Als am 2. April 1945 die US-Armee in Gelsenkirchen einrückt, wird Hanna entlassen und der sowjetische Seite überstellt. Wie bereits erwähnt, musste sie ein sowjetisches „Filterverfahren" durchlaufen, bei dem sie auf „Zuverlässigkeit" geprüft wird. Nach ihrer Rückkehr arbeitet sie in einer Kolchose nahe ihres Heimatdorfes. Hanna heiratete nie wieder und lebt bis zu ihrem Tod im Jahr 1983 allein.
Hannas Geschichte steht in gewisser Weise prototypisch für das grausame Schicksal vieler Zwangsarbeiterinnen. Gegen ihren Willen nach Deutschland verschleppt, leiden sie unter harter Arbeit, Unterernährung, schlechten Lebensbedingungen und Einsamkeit. Briefe sind die einzige Verbindung zur Heimat und verkörpern die Hoffnung auf eine Rückkehr und darauf, dass dort eine Familie auf sie warten möge. Nach ihrer Rückkehr in die Sowjetunion werden viele dieser Menschen jedoch von den Behörden, ihren Nachbarn und anderen Dorfbewohnern mit Argwohn und Misstrauen behandelt. Die ukrainische Forscherin Tatjana Pastuschenko betont, dass Zwangsarbeiter oft als „Verräter, die dem Feind freiwillig geholfen haben", betrachtet werden. Selbst wenn sie nach ihrer Rückkehr einer sowjetischen Filterung unterzogen worden waren, mussten die ehemaligen Arbeiter viele Suggestivfragen beantworten, darunter „Welche Sowjetbürger, mit denen Sie in Deutschland waren, kennen Sie als Vaterlandsverräter?".

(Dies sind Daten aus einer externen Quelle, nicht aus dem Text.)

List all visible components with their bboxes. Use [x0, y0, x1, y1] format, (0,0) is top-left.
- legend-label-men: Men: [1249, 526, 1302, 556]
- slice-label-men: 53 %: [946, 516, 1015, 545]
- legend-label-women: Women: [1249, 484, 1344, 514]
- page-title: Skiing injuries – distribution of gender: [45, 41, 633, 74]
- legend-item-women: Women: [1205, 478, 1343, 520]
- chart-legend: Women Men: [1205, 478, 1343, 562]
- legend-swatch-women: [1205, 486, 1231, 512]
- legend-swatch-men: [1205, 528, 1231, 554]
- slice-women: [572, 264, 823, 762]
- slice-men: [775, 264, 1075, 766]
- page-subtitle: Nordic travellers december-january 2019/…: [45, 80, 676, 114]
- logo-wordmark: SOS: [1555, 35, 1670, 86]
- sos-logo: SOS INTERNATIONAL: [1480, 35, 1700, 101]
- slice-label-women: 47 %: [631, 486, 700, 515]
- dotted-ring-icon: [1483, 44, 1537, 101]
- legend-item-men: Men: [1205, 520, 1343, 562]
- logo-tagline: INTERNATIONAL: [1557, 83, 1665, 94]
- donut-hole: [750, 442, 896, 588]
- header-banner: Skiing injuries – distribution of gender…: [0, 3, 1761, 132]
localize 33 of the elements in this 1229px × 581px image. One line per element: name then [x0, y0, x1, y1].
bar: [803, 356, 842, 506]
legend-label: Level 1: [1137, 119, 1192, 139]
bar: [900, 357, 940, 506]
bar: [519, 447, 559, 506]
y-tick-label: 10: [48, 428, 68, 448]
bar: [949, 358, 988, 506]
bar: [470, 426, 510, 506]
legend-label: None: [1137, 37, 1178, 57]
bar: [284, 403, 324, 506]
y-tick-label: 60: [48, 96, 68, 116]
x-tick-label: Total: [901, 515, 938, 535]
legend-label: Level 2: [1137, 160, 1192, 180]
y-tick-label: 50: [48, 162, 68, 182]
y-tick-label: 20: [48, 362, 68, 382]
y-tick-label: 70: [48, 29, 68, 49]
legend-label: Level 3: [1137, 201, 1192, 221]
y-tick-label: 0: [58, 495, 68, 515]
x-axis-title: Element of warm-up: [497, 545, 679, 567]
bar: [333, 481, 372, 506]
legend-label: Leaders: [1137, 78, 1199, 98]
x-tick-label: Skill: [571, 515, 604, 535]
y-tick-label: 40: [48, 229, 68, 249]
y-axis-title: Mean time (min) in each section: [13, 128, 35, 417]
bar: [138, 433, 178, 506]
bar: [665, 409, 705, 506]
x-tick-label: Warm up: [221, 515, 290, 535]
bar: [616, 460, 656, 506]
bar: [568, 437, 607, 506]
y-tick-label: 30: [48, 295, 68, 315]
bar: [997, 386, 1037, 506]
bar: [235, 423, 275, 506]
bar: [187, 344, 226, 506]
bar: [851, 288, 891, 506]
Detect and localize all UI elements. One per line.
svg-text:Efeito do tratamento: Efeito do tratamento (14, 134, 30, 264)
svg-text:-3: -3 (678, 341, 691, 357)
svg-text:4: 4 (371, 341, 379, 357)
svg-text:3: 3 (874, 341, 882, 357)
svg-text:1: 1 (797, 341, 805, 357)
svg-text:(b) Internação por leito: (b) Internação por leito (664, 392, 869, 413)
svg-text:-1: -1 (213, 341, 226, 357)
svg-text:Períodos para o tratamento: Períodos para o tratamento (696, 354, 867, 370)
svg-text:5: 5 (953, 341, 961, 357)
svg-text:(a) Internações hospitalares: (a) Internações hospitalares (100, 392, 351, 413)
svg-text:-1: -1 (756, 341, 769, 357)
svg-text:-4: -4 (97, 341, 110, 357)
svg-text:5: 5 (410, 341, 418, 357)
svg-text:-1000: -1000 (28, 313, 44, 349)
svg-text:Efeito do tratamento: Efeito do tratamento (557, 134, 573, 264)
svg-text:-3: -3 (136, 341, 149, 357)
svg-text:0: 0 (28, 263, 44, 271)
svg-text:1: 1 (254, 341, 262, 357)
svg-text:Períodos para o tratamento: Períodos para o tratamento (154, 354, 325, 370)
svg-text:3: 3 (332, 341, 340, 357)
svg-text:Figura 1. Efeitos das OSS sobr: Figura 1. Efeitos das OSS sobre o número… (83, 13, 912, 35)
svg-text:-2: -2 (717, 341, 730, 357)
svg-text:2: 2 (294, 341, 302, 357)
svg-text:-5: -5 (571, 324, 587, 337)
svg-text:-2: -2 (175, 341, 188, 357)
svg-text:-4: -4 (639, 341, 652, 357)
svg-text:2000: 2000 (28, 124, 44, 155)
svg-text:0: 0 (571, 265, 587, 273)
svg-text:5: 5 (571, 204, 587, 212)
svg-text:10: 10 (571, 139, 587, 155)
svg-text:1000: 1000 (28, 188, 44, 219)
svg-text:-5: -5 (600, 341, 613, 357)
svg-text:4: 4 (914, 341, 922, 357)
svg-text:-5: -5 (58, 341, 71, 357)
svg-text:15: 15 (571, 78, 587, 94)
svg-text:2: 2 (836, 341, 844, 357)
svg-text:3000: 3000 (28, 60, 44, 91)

Von Januar bis Februar 2024 wird die Geschichte von Hanna Pastuch in Gelsenkirchen in der Ausstellung „Aus der Ferne in meine Ukraine. Briefe der Zwangsarbeiterin Hanna Pastuch aus Gelsenkirchen, 1942–1943“ präsentiert. Indem sie Hannas persönliche Erfahrungen und Erzählungen beleuchtet, leistet diese Ausstellung sowie die laufenden Recherchen einen wichtigen Beitrag zur Erforschung der Geschichte der Zwangsarbeit in Deutschland. Die Ausstellung wurde zuvor vom 22. November 2024 bis 14. Dezember 2024 in der Universität Münster präsentiert. Eine weitere Station der Ausstellung ist im April 2025 in Bochum geplant.